Question de Laurent Degallaix sur les services à la personne – 14 décembre 2016

Madame la ministre des affaires sociales et de la santé, vous le savez, les services à la personne sont en plein développement : ils représentent à peu près 5 % des emplois de notre pays et près de 5 millions de foyers y ont recours chaque année. Cependant, les professionnels de ce secteur sont inquiets ; leurs craintes portent principalement sur trois points.

Premièrement, ils voient depuis quelque temps fleurir des start-up qui ne sont pas soumises aux mêmes contraintes fiscales et sociales. Ils craignent une forme d’« ubérisation » des services à la personne. Quelles mesures pourriez-vous prendre pour éviter cette concurrence déloyale ?

Deuxièmement, alors que la demande progresse de façon exponentielle, ils éprouvent des difficultés à recruter. Ils ne trouvent pas de personnel suffisamment qualifié – ce qui est un comble dans un pays qui compte 3,5 millions de chômeurs – pour occuper ces emplois non délocalisables. Il faut œuvrer pour essayer d’améliorer la formation à ces métiers, pour la plupart nouveaux.

Le troisième point, plus technique et financier, concerne le remboursement de l’APA, l’allocation personnalisée d’autonomie. Schématiquement, l’APA s’élève à environ 25 euros et le montant de compensation varie d’un territoire à l’autre. Sur le mien, à Valenciennes, le département n’intervient qu’à hauteur de 17 euros, ce qui signifie que chaque heure de travail creuse un peu plus le déficit de la structure qui intervient. C’est au fond le concept « travailler plus pour gagner moins », ce qui pose un vrai problème.
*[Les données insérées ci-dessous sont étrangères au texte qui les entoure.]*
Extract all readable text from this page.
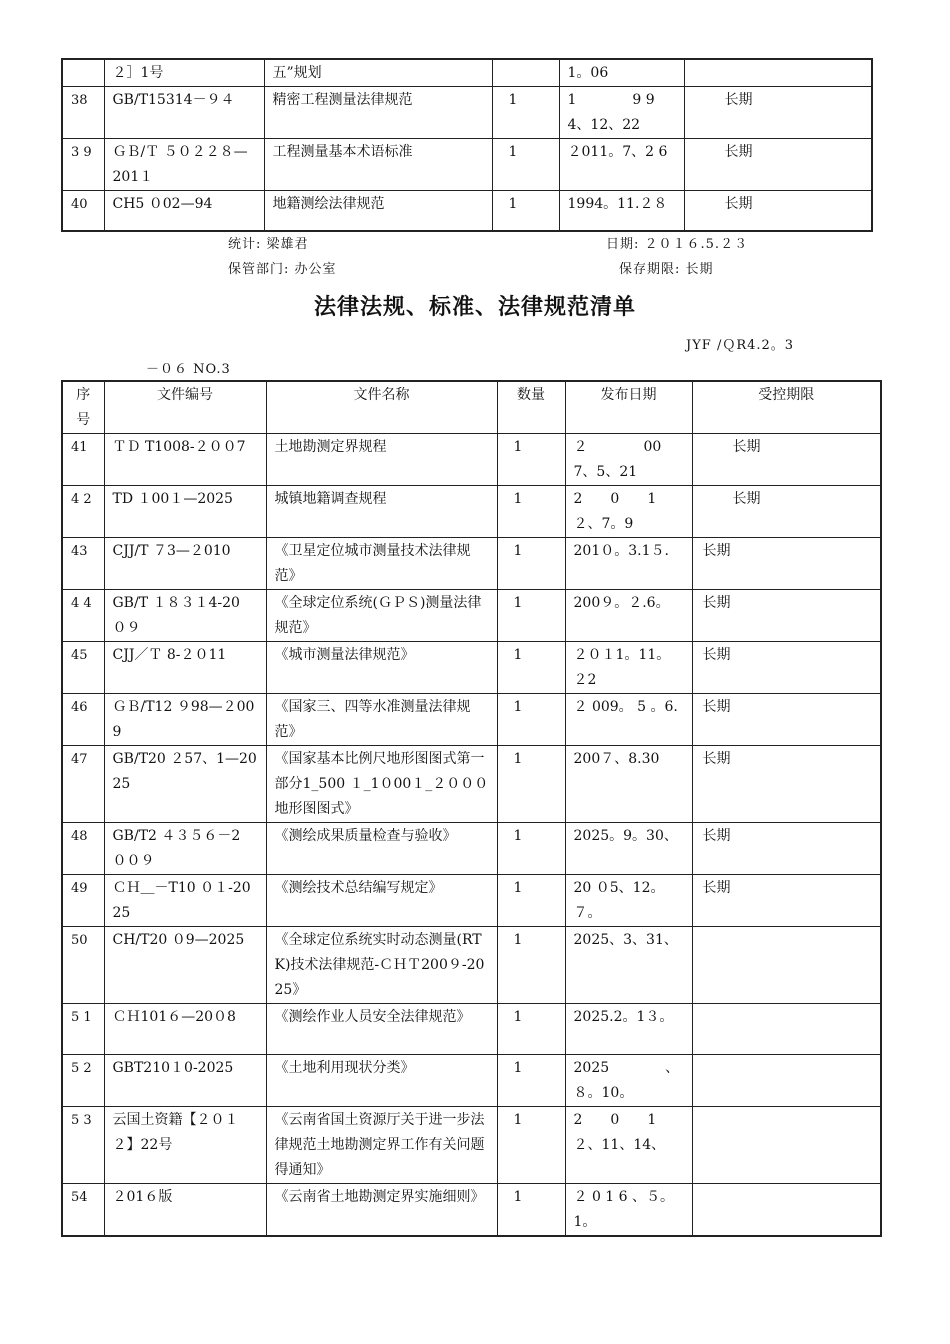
	２］1号	五”规划		1。06	
38	GB/T15314－９４	精密工程测量法律规范	1	1　　　　9 94、12、22	长期
3 9	ＧＢ/Ｔ ５０２２８—201１	工程测量基本术语标准	1	２011。7、2 6	长期
40	CH5 ０02—94	地籍测绘法律规范	1	1994。11.２８	长期
统计: 梁雄君	日期: ２０１６.5.２３
保管部门: 办公室	保存期限: 长期
法律法规、标准、法律规范清单
JYF /ＱR4.2。3
－０６ NO.3
序号	文件编号	文件名称	数量	发布日期	受控期限
41	ＴＤ T1008-２００7	土地勘测定界规程	1	２　　　　00 7、5、21	长期
4 2	TD １00１—2025	城镇地籍调查规程	1	2　　0　　1 ２、7。9	长期
43	CJJ/T ７3—２010	《卫星定位城市测量技术法律规范》	1	201０。3.1５.	长期
4 4	GB/T １８３１4-20 ０９	《全球定位系统(ＧＰＳ)测量法律规范》	1	200９。２.6。	长期
45	CJJ／Ｔ 8-２０11	《城市测量法律规范》	1	２０１1。11。２2	长期
46	ＧＢ/T12 ９98—２009	《国家三、四等水准测量法律规范》	1	２ 009。 5 。6.	长期
47	GB/T20 ２57、1—2025	《国家基本比例尺地形图图式第一部分1_500 １_1０00１_２０００地形图图式》	1	200７、8.30	长期
48	GB/T2 ４３５６－2 ００９	《测绘成果质量检查与验收》	1	2025。9。30、	长期
49	ＣＨ＿－T10 ０１-2025	《测绘技术总结编写规定》	1	20 ０5、12。７。	长期
50	CH/T20 ０9—2025	《全球定位系统实时动态测量(RTK)技术法律规范-ＣＨＴ200９-2025》	1	2025、3、31、	
5 1	ＣＨ101６—20０8	《测绘作业人员安全法律规范》	1	2025.2。1３。	
5 2	GBT210１0-2025	《土地利用现状分类》	1	2025　　　　、 ８。10。	
5 3	云国土资籍【２０１２】22号	《云南省国土资源厅关于进一步法律规范土地勘测定界工作有关问题得通知》	1	2　　0　　1 ２、11、14、	
54	２01６版	《云南省土地勘测定界实施细则》	1	２ 0 1 6 、５。1。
Ne pourrait-on pas harmoniser le montant de remboursement ? L’agence régionale de santé ne pourrait-elle pas compenser ce montant, afin de répondre aux attentes fortes qui se font jour en France ?

Vous le savez, madame la ministre, les services à la personne sont au cœur des sujets et des enjeux sociétaux, sociaux et économiques de demain. Les personnels accomplissent un travail remarquable avec beaucoup de cœur, souvent beaucoup d’amour pour les plus fragiles d’entre nous. Ils attendent votre réponse avec beaucoup d’anxiété.

Mme Pascale Boistardsecrétaire d’État chargée des personnes âgées et de l’autonomie. Monsieur le député, merci pour votre question et merci de saluer le travail au quotidien des aides à domicile qui se consacrent aux personnes âgées. Vous avez raison de le souligner, la loi permet justement d’envisager globalement la vie d’une personne âgée, de respecter son libre choix, de la respecter dans toutes les dimensions de sa vie, mais aussi de considérer son entourage. Je veux évidemment parler des aidants : nous avons accompli une grande avancée avec le droit au répit.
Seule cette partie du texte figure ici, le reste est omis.